E, in materia, tale indice non prende consistenza prima che il trust abbia completato il suo percorso.
Non può negarsi che l’apposizione del vincolo, in quanto tale, determini per il disponente l’utilità rappresentata dalla separatezza dei beni (limitativa della regola generale di cui all’art. 2740 c.c.) in vista del conseguimento di un determinato risultato di ordine patrimoniale; ma, d’altra parte, in assenza di una simile utilità, e dell’interesse ad essa sotteso nel libero esercizio dell’autonomia negoziale delle parti, verrebbe finanche meno lo stesso fondamento causale del trust.
Questa utilità non concreta, di per sè, alcun effettivo e definitivo incremento patrimoniale in capo al disponente e nemmeno al trustee, incremento che si verificherà (eventualmente e in futuro) in capo al beneficiario finale.
Si è inoltre osservato che, vista l’esigenza di un’interpretazione costituzionalmente compatibile, il richiamo ai vincoli di destinazione deve essere riferito all’intendimento del legislatore di evitare “che un’interpretazione restrittiva della istituita nuova legge sulle successioni e donazioni, disciplinata mediante richiamo al già abrogato D.Lgs. n. 346 del 1990 citato, potesse dar luogo a nessuna imposizione anche in caso di reale trasferimento di beni e diritti ai beneficiari quando lo stesso fosse stato collocato all’interno di una fattispecie tutto sommato di “recente” introduzione come quella dei “vincoli di destinazione, e quindi per niente affatto presa in diretta considerazione dal ridetto “vecchio” D.Lgs. n. 346 del 1990 citato.” (Cass.n. 21614/16, cit).
Il che equivale ad affermare che la menzione legislativa del vincolo di destinazione, accanto a donazioni ed atti a titolo gratuito, si limita a precisare che l’imposta (quella di donazione) deve essere applicata anche quando l’incremento patrimoniale a titolo liberale sia indirettamente realizzato attraverso un “vincolo di destinazione”.
In definitiva, la strumentalità dell’atto istitutivo e di dotazione del trust ne giustifica, nei termini indicati, la fiscale neutralità.
6.- La complessità del problema deriva anche dal fatto che il trust è istituto multiforme.
E tuttavia, l’orientamento al quale questa corte di legittimità è da ultimo pervenuta (Cass.n. 1131/19 cit.) è in grado di dare conto di tale aspetto, apprestando una soluzione che – opportunamente valorizzando l’elemento essenziale sempre causalmente costituito, come detto, dal collegamento di segregazione e destinazione deve ritenersi estensibile a tutte le diverse forme di manifestazione.

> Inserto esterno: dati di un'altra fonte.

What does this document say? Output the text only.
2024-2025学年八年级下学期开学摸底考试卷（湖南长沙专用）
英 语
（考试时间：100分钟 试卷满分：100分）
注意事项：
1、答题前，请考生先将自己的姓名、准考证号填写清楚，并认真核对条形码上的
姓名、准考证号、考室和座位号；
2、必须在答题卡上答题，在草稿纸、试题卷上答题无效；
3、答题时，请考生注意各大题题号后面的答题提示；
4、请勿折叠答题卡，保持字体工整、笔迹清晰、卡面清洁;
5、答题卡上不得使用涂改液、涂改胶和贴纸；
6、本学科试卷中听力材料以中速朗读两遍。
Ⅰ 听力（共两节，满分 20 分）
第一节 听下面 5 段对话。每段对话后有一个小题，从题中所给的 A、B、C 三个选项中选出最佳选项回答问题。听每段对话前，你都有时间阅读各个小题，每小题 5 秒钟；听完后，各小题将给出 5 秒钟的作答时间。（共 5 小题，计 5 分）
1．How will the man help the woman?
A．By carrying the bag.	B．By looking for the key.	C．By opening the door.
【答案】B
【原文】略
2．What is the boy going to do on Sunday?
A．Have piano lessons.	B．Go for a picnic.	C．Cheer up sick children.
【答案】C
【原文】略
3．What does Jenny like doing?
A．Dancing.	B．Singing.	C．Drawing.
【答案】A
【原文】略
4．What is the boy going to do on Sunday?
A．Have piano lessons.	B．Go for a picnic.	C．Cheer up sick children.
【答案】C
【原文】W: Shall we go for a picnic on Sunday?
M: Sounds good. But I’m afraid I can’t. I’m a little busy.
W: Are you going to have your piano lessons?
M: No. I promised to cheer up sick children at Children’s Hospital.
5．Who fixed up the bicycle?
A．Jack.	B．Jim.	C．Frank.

Dunque, in ogni tipologia di trust l’imposta proporzionale non andrà anticipata nè all’atto istitutivo nè a quello di dotazione, bensì riferita a quello di sua attuazione e compimento mediante trasferimento finale del bene al beneficiario.
Si può qui osservare che, il fatto che il beneficiario sia individuato fin dall’atto istitutivo non comporta di per sè necessaria deviazione dal tipo negoziale del trust e, soprattutto, non pare giustificare l’immediata tassazione proporzionale, dal momento che la sola designazione, per quanto contestuale e palese (c.d. trust “trasparente”), non equivale in alcun modo a trasferimento immediato e definitivo del bene, con quanto ne consegue in ordine all’applicazione dei già richiamati principi impositivi.

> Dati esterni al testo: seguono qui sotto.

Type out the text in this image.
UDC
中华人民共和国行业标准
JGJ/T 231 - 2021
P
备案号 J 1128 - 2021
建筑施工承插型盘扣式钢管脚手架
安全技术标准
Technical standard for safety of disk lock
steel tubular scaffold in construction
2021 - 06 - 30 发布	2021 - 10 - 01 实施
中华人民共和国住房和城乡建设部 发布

Anche questa fattispecie può dunque rientrare nel delineato sistema di imposizione proporzionale eventuale e differita.
Quanto al trust solvendi causa, non si dubita della effettività del trasferimento al trustee dei beni da liquidare, ma ciò non esclude che – anche in tal caso – sia connaturato al trust che tale trasferimento sia mero veicolo tanto dell’effetto di segregazione quanto di quello di destinazione. Ancora una volta, dunque, si tratterà di individuare e tassare gli atti traslativi propriamente detti, non potendo assurgere ad espressione di ricchezza imponibile nè l’assegnazione-dotazione di taluni beni alla liquidazione del trustee in funzione solutoria e nemmeno, in tal caso, la ripartizione del ricavato ai beneficiari a dovuta soddisfazione dei loro crediti.
In entrambe le ipotesi, poi, non è inutile osservare come, qualora sia davvero individuabile un effetto traslativo immediato propriamente detto – perchè realizzato in via diretta e senza alcuna volontà di segregazione/destinazione – sembri addirittura dubitabile la stessa ravvisabilità in concreto della causa negoziale di trust.

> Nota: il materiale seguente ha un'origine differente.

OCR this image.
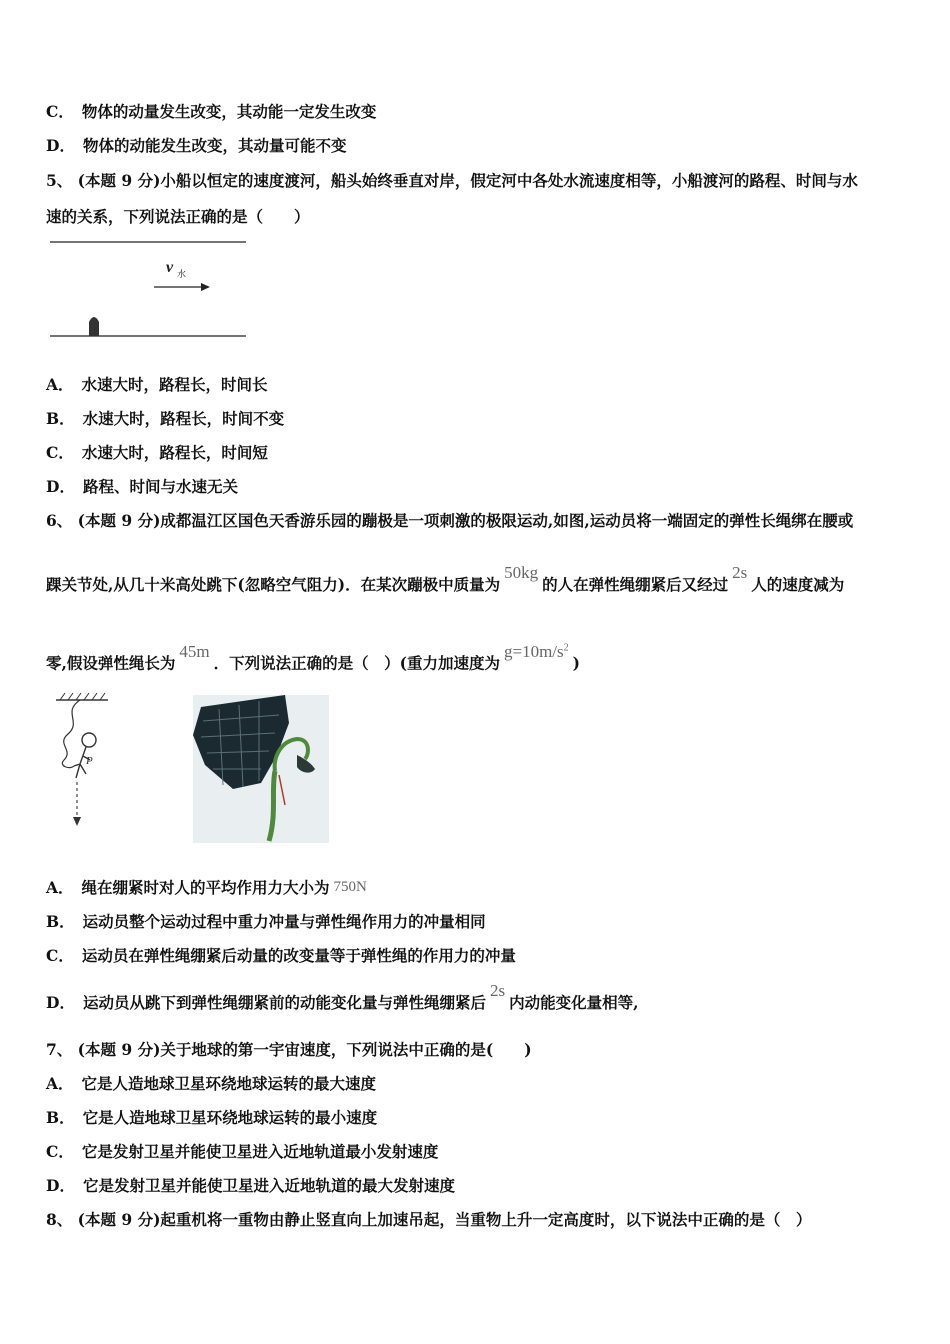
C． 物体的动量发生改变，其动能一定发生改变
D． 物体的动能发生改变，其动量可能不变
5、 (本题 9 分)小船以恒定的速度渡河，船头始终垂直对岸，假定河中各处水流速度相等，小船渡河的路程、时间与水
速的关系，下列说法正确的是（　　）
v 水
A． 水速大时，路程长，时间长
B． 水速大时，路程长，时间不变
C． 水速大时，路程长，时间短
D． 路程、时间与水速无关
6、 (本题 9 分)成都温江区国色天香游乐园的蹦极是一项刺激的极限运动,如图,运动员将一端固定的弹性长绳绑在腰或
踝关节处,从几十米高处跳下(忽略空气阻力)．在某次蹦极中质量为50kg的人在弹性绳绷紧后又经过2s人的速度减为
零,假设弹性绳长为45m．下列说法正确的是（　）(重力加速度为$g=10m/s^2$)
P
A． 绳在绷紧时对人的平均作用力大小为 750N
B． 运动员整个运动过程中重力冲量与弹性绳作用力的冲量相同
C． 运动员在弹性绳绷紧后动量的改变量等于弹性绳的作用力的冲量
D． 运动员从跳下到弹性绳绷紧前的动能变化量与弹性绳绷紧后2s内动能变化量相等,
7、 (本题 9 分)关于地球的第一宇宙速度，下列说法中正确的是(　　)
A． 它是人造地球卫星环绕地球运转的最大速度
B． 它是人造地球卫星环绕地球运转的最小速度
C． 它是发射卫星并能使卫星进入近地轨道最小发射速度
D． 它是发射卫星并能使卫星进入近地轨道的最大发射速度
8、 (本题 9 分)起重机将一重物由静止竖直向上加速吊起，当重物上升一定高度时，以下说法中正确的是（　）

Nel qual caso, non è più un problema di fiscalità del trust quanto, se mai, di attribuzione all’atto della sua più appropriata qualificazione secondo intrinseca natura ed effetti giuridici; perchè non è in discussione che, come i “creditori comuni” possono allontanare da sè gli effetti di un trust solo apparente e rispondente a finalità deviate (proponendo azione di simulazione o revocatoria), così il “creditore fisco” è ammesso a far prevalere la “sostanza sulla forma” mediante disconoscimento degli effetti dell’atto previa sua riqualificazione D.P.R. n. 131 del 1986, ex art. 20 o, al limite, contestazione di abuso/elusione L. n. 212 del 2000, ex art. 10 bis.
In definitiva, deve qui affermarsi che: a) la costituzione del vincolo di destinazione di cui al D.L. n. 262 del 2006, art. 2, comma 47, conv.in L. n. 286 del 2006, non integra autonomo e sufficiente presupposto di una nuova imposta, in aggiunta a quella di successione e di donazione; b) per l’applicazione dell’imposta di donazione, così come di quella proporzionale di registro ed ipocatastale, è necessario che si realizzi un trasferimento effettivo di ricchezza mediante attribuzione patrimoniale stabile e non meramente strumentale; c) nel trust, un trasferimento così imponibile non è riscontrabile nè nell’atto istitutivo nè nell’atto di dotazione patrimoniale tra disponente e trustee – in quanto meramente strumentali ed attuativi degli scopi di segregazione e di apposizione del vincolo di destinazione – ma soltanto in quello di eventuale attribuzione finale del bene al beneficiario, a compimento e realizzazione del trust medesimo.
In sintesi, non potendosi riscontrare -per le ragioni sopra esposte-un trasferimento di ricchezza nell’atto di dotazione di beni in un trust solvendi causa, quale quello in esame e non potendosi individuare, come pretende la ricorrente, il presupposto di imposta nella semplice apposizione del vincolo, il ricorso è da rigettare.
Rilevato che la giurisprudenza di legittimità si è progressivamente consolidata nel senso oggi affermato, le spese del giudizio di cassazione si compensano interamente tra le parti.